The AAP and Dr. O’Reilly also offer these tips for the new school year:

• Establish rules and expectations with a built-in routine for each day. Keep bedtimes the same, and limit use of digital devices an hour before bedtime.

• Provide multiple cloth face coverings for your child, and label them so they are not confused with another child’s. Practice putting on and taking off cloth face masks with your child while avoiding touching the cloth portions. Remind your child that they should clean their hands before and after touching their mask.

• Help children take responsibility for their learning. Becoming independent takes lots of practice and developing good habits. Help them create an environment at home that promotes learning and schoolwork. Check in with them and coach them, but they need to do the work and learn how to persevere to accomplish difficult tasks. That is a skill that will help them throughout their life.

• Talk with your child or teen and watch for any signs they need additional mental-health support. Call your pediatrician and school if you suspect your child is having trouble adjusting to new routine or struggling academically.

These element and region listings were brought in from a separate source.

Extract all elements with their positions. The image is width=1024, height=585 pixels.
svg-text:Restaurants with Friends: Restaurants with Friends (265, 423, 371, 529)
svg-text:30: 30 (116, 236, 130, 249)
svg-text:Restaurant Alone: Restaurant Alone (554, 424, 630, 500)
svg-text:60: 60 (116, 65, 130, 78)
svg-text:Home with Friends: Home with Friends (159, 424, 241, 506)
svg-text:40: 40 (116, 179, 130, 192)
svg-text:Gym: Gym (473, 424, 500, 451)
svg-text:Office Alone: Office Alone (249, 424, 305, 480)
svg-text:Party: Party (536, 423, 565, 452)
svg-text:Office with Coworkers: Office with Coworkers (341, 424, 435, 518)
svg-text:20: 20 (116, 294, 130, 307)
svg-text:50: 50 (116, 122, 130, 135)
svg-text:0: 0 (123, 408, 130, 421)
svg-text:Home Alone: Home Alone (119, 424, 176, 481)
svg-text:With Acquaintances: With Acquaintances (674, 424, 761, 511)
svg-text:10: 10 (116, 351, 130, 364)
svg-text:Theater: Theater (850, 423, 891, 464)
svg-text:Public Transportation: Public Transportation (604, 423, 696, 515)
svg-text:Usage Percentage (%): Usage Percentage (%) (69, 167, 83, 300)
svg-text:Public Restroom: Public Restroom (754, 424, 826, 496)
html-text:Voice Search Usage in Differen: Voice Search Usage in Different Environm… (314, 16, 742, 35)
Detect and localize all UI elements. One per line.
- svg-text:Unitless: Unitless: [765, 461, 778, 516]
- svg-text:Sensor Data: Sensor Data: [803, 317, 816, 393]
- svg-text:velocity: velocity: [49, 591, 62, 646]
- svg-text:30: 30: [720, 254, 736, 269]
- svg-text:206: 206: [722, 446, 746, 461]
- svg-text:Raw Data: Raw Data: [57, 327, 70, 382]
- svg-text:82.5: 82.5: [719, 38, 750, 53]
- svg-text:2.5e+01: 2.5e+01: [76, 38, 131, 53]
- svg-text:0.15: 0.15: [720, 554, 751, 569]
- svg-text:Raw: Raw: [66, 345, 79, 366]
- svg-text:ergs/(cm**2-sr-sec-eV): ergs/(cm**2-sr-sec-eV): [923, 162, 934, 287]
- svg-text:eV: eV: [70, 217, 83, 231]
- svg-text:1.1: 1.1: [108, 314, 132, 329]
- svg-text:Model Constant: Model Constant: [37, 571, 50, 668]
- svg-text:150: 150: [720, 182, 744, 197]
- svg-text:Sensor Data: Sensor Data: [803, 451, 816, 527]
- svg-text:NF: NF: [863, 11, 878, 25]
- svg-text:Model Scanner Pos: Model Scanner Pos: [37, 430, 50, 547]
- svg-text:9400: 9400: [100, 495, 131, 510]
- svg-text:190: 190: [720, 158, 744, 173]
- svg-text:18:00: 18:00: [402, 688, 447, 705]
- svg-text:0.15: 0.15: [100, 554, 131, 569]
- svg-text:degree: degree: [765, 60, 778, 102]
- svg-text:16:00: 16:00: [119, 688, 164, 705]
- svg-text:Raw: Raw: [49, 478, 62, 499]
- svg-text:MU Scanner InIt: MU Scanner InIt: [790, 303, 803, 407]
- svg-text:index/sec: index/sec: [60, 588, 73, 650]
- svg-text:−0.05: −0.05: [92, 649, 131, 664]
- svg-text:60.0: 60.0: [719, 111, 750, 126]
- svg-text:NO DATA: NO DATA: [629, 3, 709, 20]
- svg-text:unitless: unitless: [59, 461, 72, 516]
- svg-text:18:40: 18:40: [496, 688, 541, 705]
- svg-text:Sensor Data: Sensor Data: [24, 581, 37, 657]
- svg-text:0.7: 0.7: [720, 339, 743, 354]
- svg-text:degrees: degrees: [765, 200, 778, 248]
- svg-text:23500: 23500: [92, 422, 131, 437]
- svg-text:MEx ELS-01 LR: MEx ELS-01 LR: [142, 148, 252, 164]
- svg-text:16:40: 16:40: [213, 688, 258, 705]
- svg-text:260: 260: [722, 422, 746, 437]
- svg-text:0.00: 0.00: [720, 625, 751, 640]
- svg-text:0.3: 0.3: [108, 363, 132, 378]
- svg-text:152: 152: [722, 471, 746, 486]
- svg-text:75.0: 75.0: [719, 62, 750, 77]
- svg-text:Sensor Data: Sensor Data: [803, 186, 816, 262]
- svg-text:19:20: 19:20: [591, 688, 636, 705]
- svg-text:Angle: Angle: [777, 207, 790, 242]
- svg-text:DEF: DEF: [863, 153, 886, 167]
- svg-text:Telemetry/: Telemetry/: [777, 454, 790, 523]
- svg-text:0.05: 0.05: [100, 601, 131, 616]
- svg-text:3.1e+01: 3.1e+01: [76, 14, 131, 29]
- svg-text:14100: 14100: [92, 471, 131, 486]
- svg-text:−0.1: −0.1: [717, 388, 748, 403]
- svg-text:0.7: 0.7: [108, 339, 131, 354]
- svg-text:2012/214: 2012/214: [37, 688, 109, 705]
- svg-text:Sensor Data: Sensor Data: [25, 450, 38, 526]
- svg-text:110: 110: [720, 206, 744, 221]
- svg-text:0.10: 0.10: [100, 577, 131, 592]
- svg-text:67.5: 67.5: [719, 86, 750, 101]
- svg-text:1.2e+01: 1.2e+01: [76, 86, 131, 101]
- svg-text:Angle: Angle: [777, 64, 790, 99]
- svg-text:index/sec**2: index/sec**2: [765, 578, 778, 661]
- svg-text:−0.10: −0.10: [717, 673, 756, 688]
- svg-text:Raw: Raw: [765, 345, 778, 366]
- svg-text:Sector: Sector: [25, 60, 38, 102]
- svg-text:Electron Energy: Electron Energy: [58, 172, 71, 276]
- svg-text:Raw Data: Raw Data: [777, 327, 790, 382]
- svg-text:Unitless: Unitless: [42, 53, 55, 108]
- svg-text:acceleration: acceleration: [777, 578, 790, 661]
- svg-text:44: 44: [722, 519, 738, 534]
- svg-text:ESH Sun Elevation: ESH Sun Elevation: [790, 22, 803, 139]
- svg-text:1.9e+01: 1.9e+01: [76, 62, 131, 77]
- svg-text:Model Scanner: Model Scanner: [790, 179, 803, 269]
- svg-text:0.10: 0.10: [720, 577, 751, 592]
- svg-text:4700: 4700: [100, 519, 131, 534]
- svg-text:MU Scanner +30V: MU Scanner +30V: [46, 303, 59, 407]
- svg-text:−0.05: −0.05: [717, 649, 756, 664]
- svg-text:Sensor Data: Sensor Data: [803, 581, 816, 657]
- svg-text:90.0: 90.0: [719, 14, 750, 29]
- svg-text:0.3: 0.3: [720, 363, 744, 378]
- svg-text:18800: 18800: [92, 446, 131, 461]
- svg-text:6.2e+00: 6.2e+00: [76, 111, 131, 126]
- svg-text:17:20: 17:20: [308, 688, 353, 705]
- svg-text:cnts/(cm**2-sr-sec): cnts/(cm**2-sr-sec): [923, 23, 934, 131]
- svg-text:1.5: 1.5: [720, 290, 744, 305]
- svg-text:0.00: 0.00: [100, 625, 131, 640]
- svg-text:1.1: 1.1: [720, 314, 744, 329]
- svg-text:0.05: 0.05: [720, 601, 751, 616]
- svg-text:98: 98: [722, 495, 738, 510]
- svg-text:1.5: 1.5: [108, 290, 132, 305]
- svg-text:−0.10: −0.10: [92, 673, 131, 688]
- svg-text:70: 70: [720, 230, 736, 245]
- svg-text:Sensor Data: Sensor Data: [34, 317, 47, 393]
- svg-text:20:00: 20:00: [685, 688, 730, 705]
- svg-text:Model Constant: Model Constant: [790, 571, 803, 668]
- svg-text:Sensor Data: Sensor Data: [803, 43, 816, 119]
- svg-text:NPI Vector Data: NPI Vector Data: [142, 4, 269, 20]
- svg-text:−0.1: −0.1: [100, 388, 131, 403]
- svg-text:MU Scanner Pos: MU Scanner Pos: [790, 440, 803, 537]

• Parents will need to be on the lookout for any signs that a child is struggling academically or has learning differences. Contact your pediatrician, who can help evaluate if a child has a learning disability or something else is going on.

Finally, “if your child has asthma or a peanut allergy, or any other chronic condition, we will need to develop an action plan to share with the school nurse,” O’Reilly said. “Paperwork must also be completed for any prescription medications your child may need to take while at school. And make sure the school has an updated list of emergency contacts.”